Baignant dans le théâtre depuis sa formation en interprétation au Conservatoire d’art dramatique de Montréal, dont il est diplômé en 1980, Loui Mauffette est une sorte d’aimant artistique qui attire les comédiens dans son giron. On dit qu’il les chouchoute en production au TNM. Ainsi, il sait parfaitement à qui il a affaire quand vient le temps d’une nouvelle virée littéraire ayant fait sa marque de commerce.

 

* Photo par Valérie Remise.

Pendant trois heures avec entracte, Chansons pour filles et garçons perdus se déploie au Centre du Théâtre d’Aujourd’hui qui pour l’occasion divise le public en trois îlots autour d’un immense carré de sable surmonté d’une chaise de sauveteur. Un rideau de velours rouge en fond de scène, style cabaret, petites lumières sur les deux côtés de l’aire de jeu, la scénographie baroque de Clélia Brissaud se complète par divers objets hétéroclites.

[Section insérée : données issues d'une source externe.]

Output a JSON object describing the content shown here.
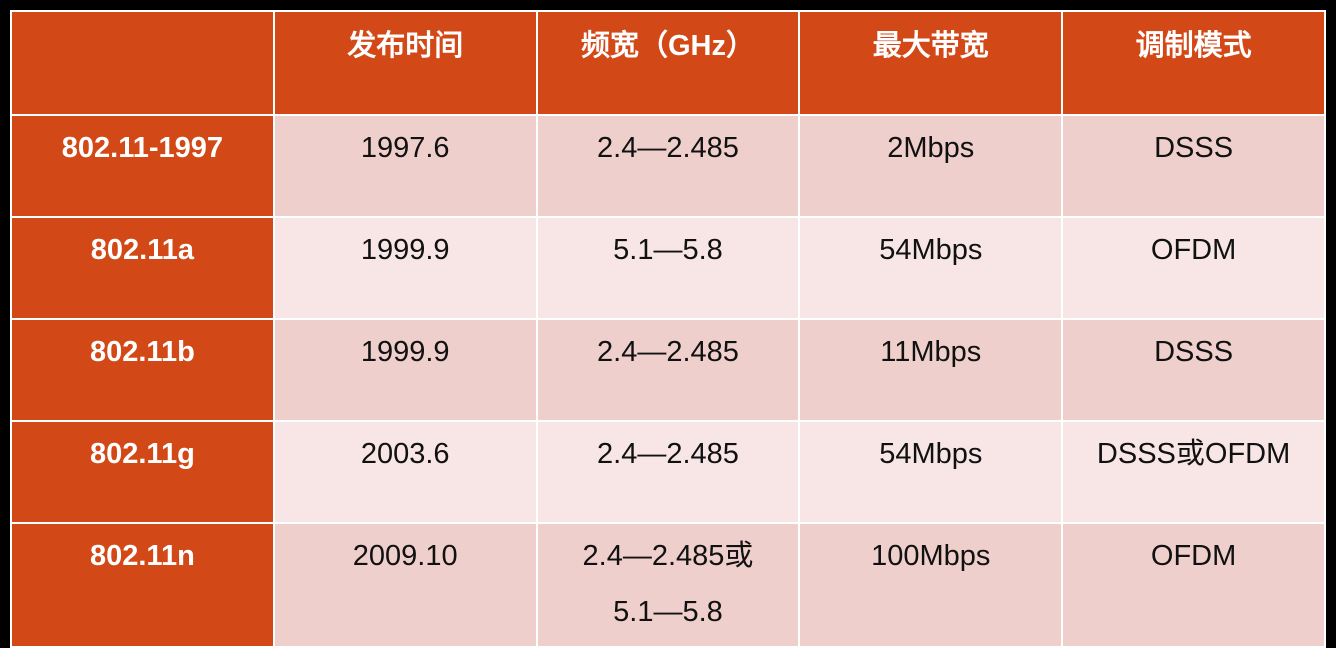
{
  "table": {
    "headers": [
      "",
      "发布时间",
      "频宽（GHz）",
      "最大带宽",
      "调制模式"
    ],
    "rows": [
      {
        "standard": "802.11-1997",
        "release": "1997.6",
        "band": [
          "2.4—2.485"
        ],
        "bandwidth": "2Mbps",
        "modulation": "DSSS"
      },
      {
        "standard": "802.11a",
        "release": "1999.9",
        "band": [
          "5.1—5.8"
        ],
        "bandwidth": "54Mbps",
        "modulation": "OFDM"
      },
      {
        "standard": "802.11b",
        "release": "1999.9",
        "band": [
          "2.4—2.485"
        ],
        "bandwidth": "11Mbps",
        "modulation": "DSSS"
      },
      {
        "standard": "802.11g",
        "release": "2003.6",
        "band": [
          "2.4—2.485"
        ],
        "bandwidth": "54Mbps",
        "modulation": "DSSS或OFDM"
      },
      {
        "standard": "802.11n",
        "release": "2009.10",
        "band": [
          "2.4—2.485或",
          "5.1—5.8"
        ],
        "bandwidth": "100Mbps",
        "modulation": "OFDM"
      }
    ]
  },
  "colors": {
    "header_bg": "#d34817",
    "row_odd_bg": "#efcfcc",
    "row_even_bg": "#f7e6e5",
    "border": "#ffffff",
    "outer_bg": "#000000"
  }
}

Mais aussi par la présence des musiciens et de leurs instruments, incluant un piano à queue. Sous la direction de Guido Del Fabbro, la musique originale joue un rôle prépondérant dans le déroulement de ce cérémonial dionysiaque. Le spectacle porte son titre, et l’apport musical y est pour beaucoup dans l’atmosphère survoltée de la livraison des tirades poétiques entremêlées de chansons.

Photo par Valérie Remise.

Ils sont 15 interprètes à se relayer, quand ce n’est pas la mêlée générale. Et de gros noms s’y retrouvent, comme Pierre Lebeau, Roger La Rue, Kathleen Fortin, Macha Limonchik ou encore Marie-Jo Thério. Cela donne lieu à de purs moments de grâce, comme lors de l’interprétation sensible de la chanson Les deux vieilles de Clémence Des Rochers par Macha Limonchik et Kathleen Fortin. Ou encore celle de L’alouette en colère de Félix Leclerc par Pierre Lebeau.

L’aéropage des auteurs comprend aussi bien Denise Boucher et Gerry Boulet, Michel Garneau, Jean-Paul Daoust, Luc Plamondon, Denis Vanier et Josée Yvon, Roland Giguère, Marie Uguay, que Gaston Miron, et même la poétesse autochtone Joséphine Bacon. Il faudrait pouvoir tous les nommer, mais il vaudra encore mieux aller voir cette troupe de romanichels qui après le CTD’A (jusqu’au 4 mai) logera à la Cinquième Salle de la Place des Arts.

En plus du concept, inépuisable, Loui Mauffette signe avec Benoît Landry une mise en scène juste assez bordélique. Chaque intervention vient bousculer la précédente, dans la folie d’un manège incontrôlable et cérémonieux à la fois que David Goudreault incarne bien avec son cri de ralliement du départ : J’en appelle à la poésie!